New Court Of Appeals Decision Tips Scales of Equity Against Insurers in Rescission Cases Involving Innocent Third Parties

Following the Michigan Supreme Court’s 2018 decision in Bazzi v Sentinel Ins Co, lower courts were given the vague mandate to “balance the equities” between innocent defrauded insurance companies and innocent injured third-party claimants when a policy is rescinded.

Some courts responded by preparing their own lists of equitable considerations, while others borrowed from the “nonexclusive list of factors” proffered by Justice Stephen Markman in Farm Bureau Gen Ins Co of Mich v ACE American Ins Co, 503 Mich 903 (2018) (Markman, J., concurring).  Because the factors appeared in a non-binding concurrence from an order denying leave to appeal that was not joined by a majority of the Court, they were not binding upon lower courts.

However, in a published opinion adopting the Markman factors as a “workable framework,” the Court of Appeals appears to have settled the question of whether all courts should use the factors to balance the equities.  Pioneer State Mut Ins Co v Wright, — Mich App — (February 11, 2020) (Docket No. 347072).  While the decision takes the guesswork out of what equitable considerations are relevant, the factors seem to weigh against defrauded insurers in most cases.  The five factors are:

  1. The extent to which the insurer could have uncovered the subject matter of the fraud before the innocent third party was injured;
  2. The innocent third party’s knowledge of the fraud;
  3. The nature of the innocent third party’s conduct, whether reckless or negligent, in the injury-causing event;
  4. The availability of an alternate avenue of recovering PIP benefits;
  5. Whether policy enforcement would relieve the fraudulent insured of his or her personal liability to the innocent third party.

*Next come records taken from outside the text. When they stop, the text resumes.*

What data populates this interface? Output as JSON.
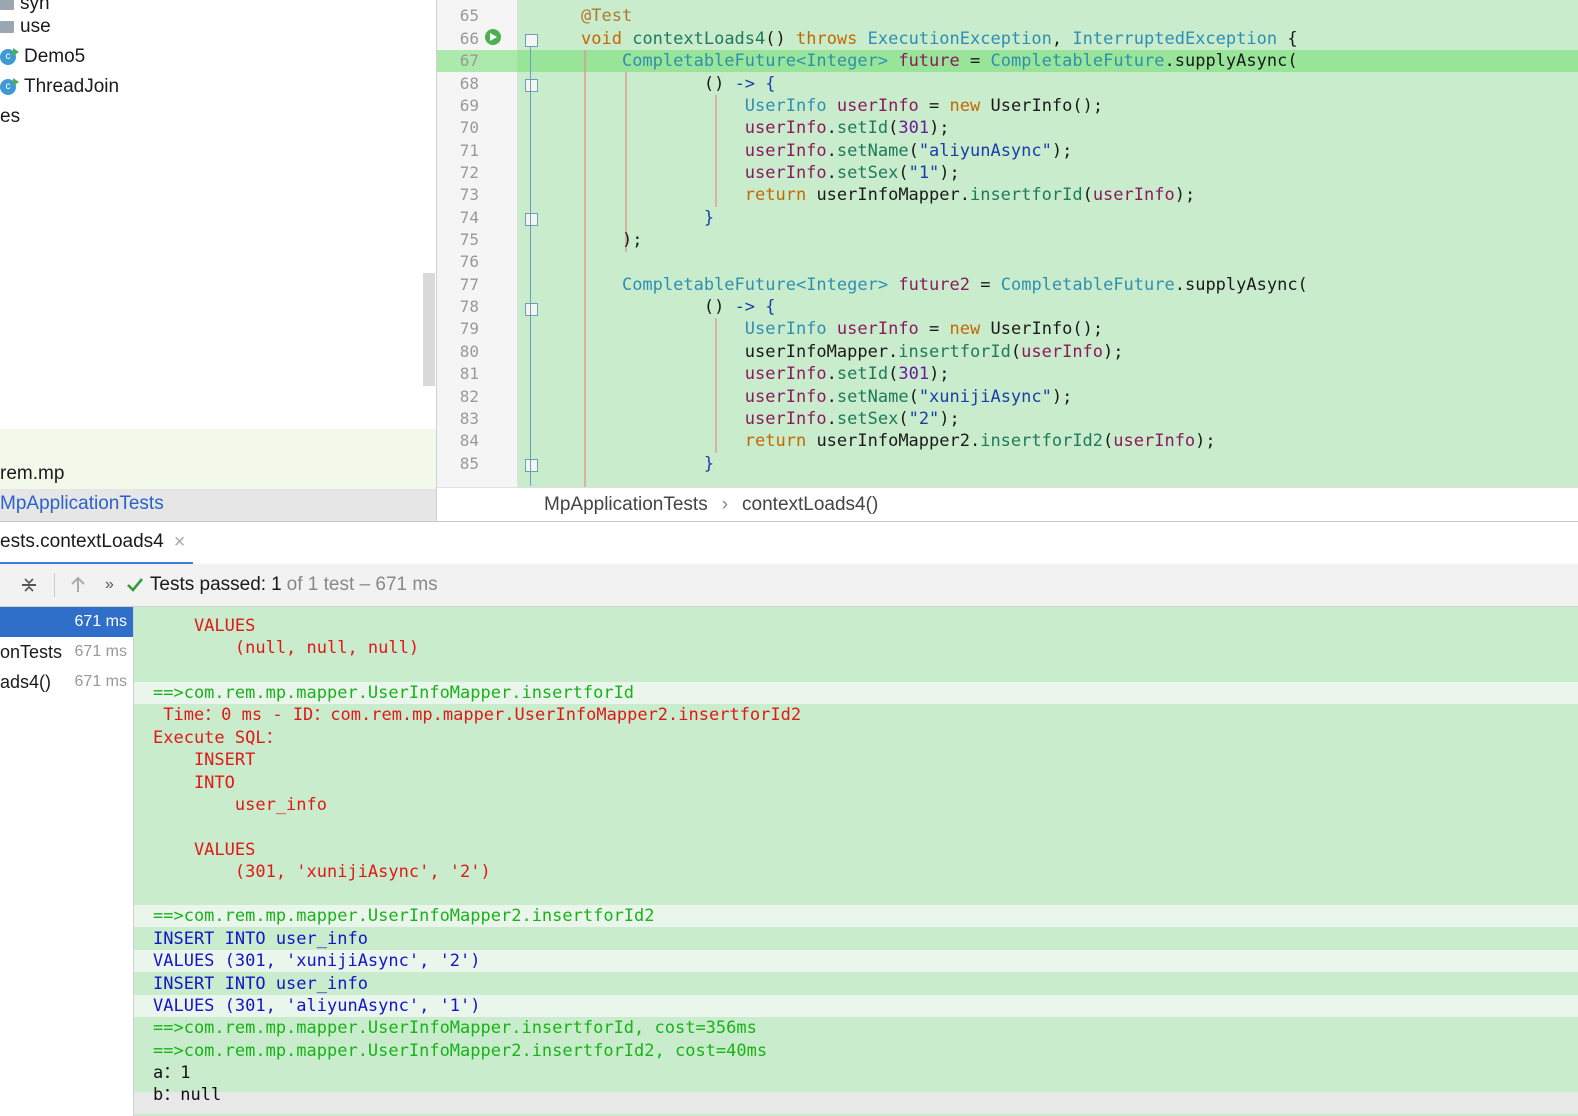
{
  "project": {
    "items": [
      {
        "label": "syn",
        "kind": "folder"
      },
      {
        "label": "use",
        "kind": "folder"
      },
      {
        "label": "Demo5",
        "kind": "class"
      },
      {
        "label": "ThreadJoin",
        "kind": "class"
      },
      {
        "label": "es",
        "kind": "text"
      }
    ],
    "module_label": "rem.mp",
    "selected_file": "MpApplicationTests"
  },
  "editor": {
    "line_numbers": [
      "65",
      "66",
      "67",
      "68",
      "69",
      "70",
      "71",
      "72",
      "73",
      "74",
      "75",
      "76",
      "77",
      "78",
      "79",
      "80",
      "81",
      "82",
      "83",
      "84",
      "85"
    ],
    "highlighted_line": "67"
  },
  "breadcrumb": {
    "class_name": "MpApplicationTests",
    "separator": "›",
    "method_name": "contextLoads4()"
  },
  "run_panel": {
    "tab_label": "ests.contextLoads4",
    "tab_close": "×",
    "status_prefix": "Tests passed:",
    "status_count": "1",
    "status_suffix": "of 1 test – 671 ms",
    "tree": [
      {
        "label": "",
        "time": "671 ms",
        "selected": true
      },
      {
        "label": "onTests",
        "time": "671 ms",
        "selected": false
      },
      {
        "label": "ads4()",
        "time": "671 ms",
        "selected": false
      }
    ]
  },
  "console": {
    "lines": [
      {
        "text": "    VALUES",
        "color": "red"
      },
      {
        "text": "        (null, null, null)",
        "color": "red"
      },
      {
        "text": "",
        "color": "black"
      },
      {
        "text": "==>com.rem.mp.mapper.UserInfoMapper.insertforId",
        "color": "green"
      },
      {
        "text": " Time：0 ms - ID：com.rem.mp.mapper.UserInfoMapper2.insertforId2",
        "color": "red"
      },
      {
        "text": "Execute SQL：",
        "color": "red"
      },
      {
        "text": "    INSERT",
        "color": "red"
      },
      {
        "text": "    INTO",
        "color": "red"
      },
      {
        "text": "        user_info",
        "color": "red"
      },
      {
        "text": "",
        "color": "black"
      },
      {
        "text": "    VALUES",
        "color": "red"
      },
      {
        "text": "        (301, 'xunijiAsync', '2')",
        "color": "red"
      },
      {
        "text": "",
        "color": "black"
      },
      {
        "text": "==>com.rem.mp.mapper.UserInfoMapper2.insertforId2",
        "color": "green"
      },
      {
        "text": "INSERT INTO user_info",
        "color": "blue"
      },
      {
        "text": "VALUES (301, 'xunijiAsync', '2')",
        "color": "blue"
      },
      {
        "text": "INSERT INTO user_info",
        "color": "blue"
      },
      {
        "text": "VALUES (301, 'aliyunAsync', '1')",
        "color": "blue"
      },
      {
        "text": "==>com.rem.mp.mapper.UserInfoMapper.insertforId, cost=356ms",
        "color": "green"
      },
      {
        "text": "==>com.rem.mp.mapper.UserInfoMapper2.insertforId2, cost=40ms",
        "color": "green"
      },
      {
        "text": "a：1",
        "color": "black"
      },
      {
        "text": "b：null",
        "color": "black"
      }
    ]
  },
  "colors": {
    "editor_bg": "#c9eccd",
    "console_red": "#e01818",
    "console_green": "#17b317",
    "console_blue": "#1414c8",
    "accent": "#3b7dd8"
  },
  "icons": {
    "run": "run-gutter-icon",
    "check": "check-icon",
    "up": "arrow-up-icon",
    "more": "chevron-double-right-icon",
    "collapse": "collapse-all-icon"
  }
}
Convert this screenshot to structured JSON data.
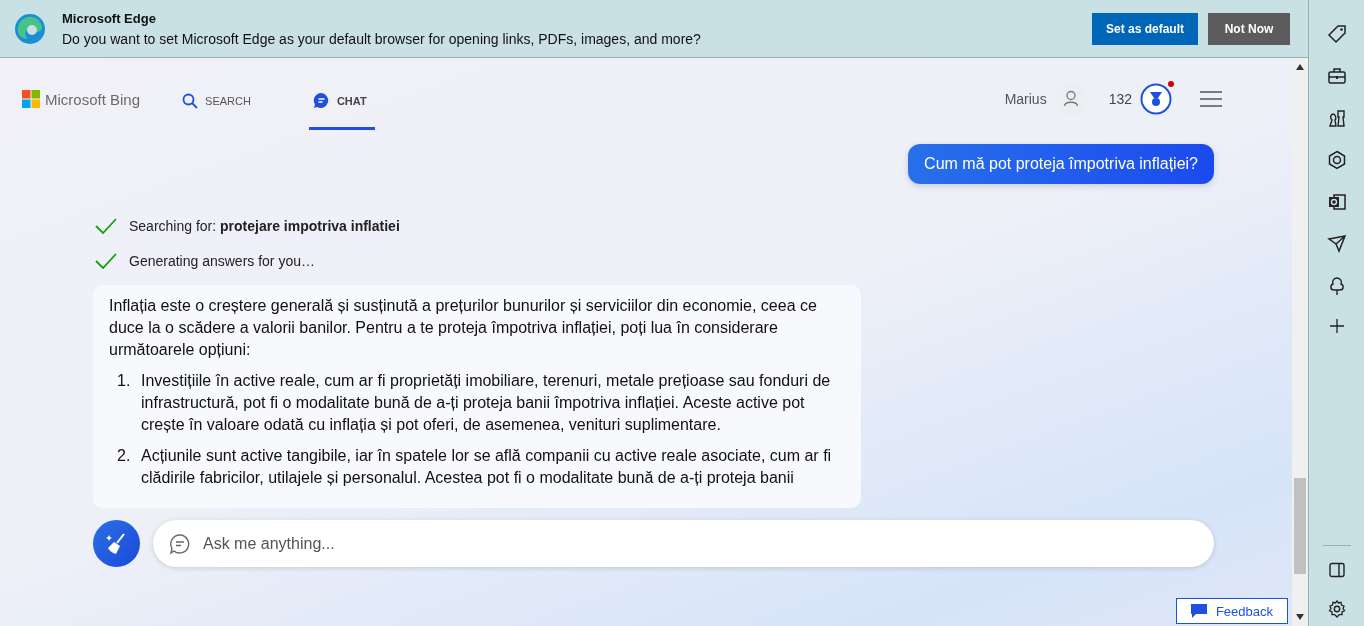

So what do these five factors mean for insurers pursuing rescission defenses in cases involving innocent third parties?

While denying that the first factor represents a return to the “easily ascertainable” defense to rescission rejected by the Supreme Court in Titan Ins Co v Hyten, 491 Mich 547 (2012), the Court of Appeals in Wright admits that the factor examines whether there could have been “a more diligent effort on [the insurer’s] part to discover contradictions or omissions in [the insured’s] application any earlier” than after the accident.  Wright, slip op at 7-8.

The second factor seems self-evident, as an “innocent” third party would not have been aware of, or a party to, the fraud on the insurer.

The third factor could potentially tip the scales in the insurer’s favor, but only if the claimant caused the accident or was operating a vehicle despite not being disclosed on the policy.  A passive but undisclosed claimant, like the innocent third party in Wright (an undisclosed adult son of the named insured who was injured while a passenger) would get the benefit of the equities despite increasing the risk on the policy.

The fourth factor—an alternate source of benefits—also appears promising, but in practice is frequently dependent upon the claimant’s own diligence.  In Wright, the Court rejected the insurer’s argument that the claimant could have sought benefits from the MACP or another insurer because, by the time the appeal was litigated, the claims would have been barred by the one-year-back rule.  “[T]he fourth factor considers the present situation, not whether an injured party could have done something different to have more options in the future.”  Id.

The fifth factor appears to apply only in situations where the fraudulent insured was the negligent driver who injured the innocent third party, and would be liable in tort if the policy was rescinded.  At first blush, this factor appears to favor the insurer; however, if actual recovery were unavailable from the fraudulent insured (due to immunity or lack of assets), then courts might still bar rescission under the fourth factor if no alternate source of benefits actually exists.

Generally speaking, the five equitable factors endorsed by the Court in Wright will impose liability on an insurer for benefits to an innocent third-party claimant, despite valid rescission of the policy. In particular, liability is likely where the claimant did not know about the insured’s fraud in procuring the policy, and where the claimant was not driving as an undisclosed driver or otherwise at fault for the accident, unless an alternate source of benefits is actually available.

Moving forward, insurers should make rescission determinations as soon as reasonably possible and identify other sources of benefits for injured third-party claimants.  This will lessen the risk that when the equities are weighed, the insurer is the only potential source of benefits for the claimant.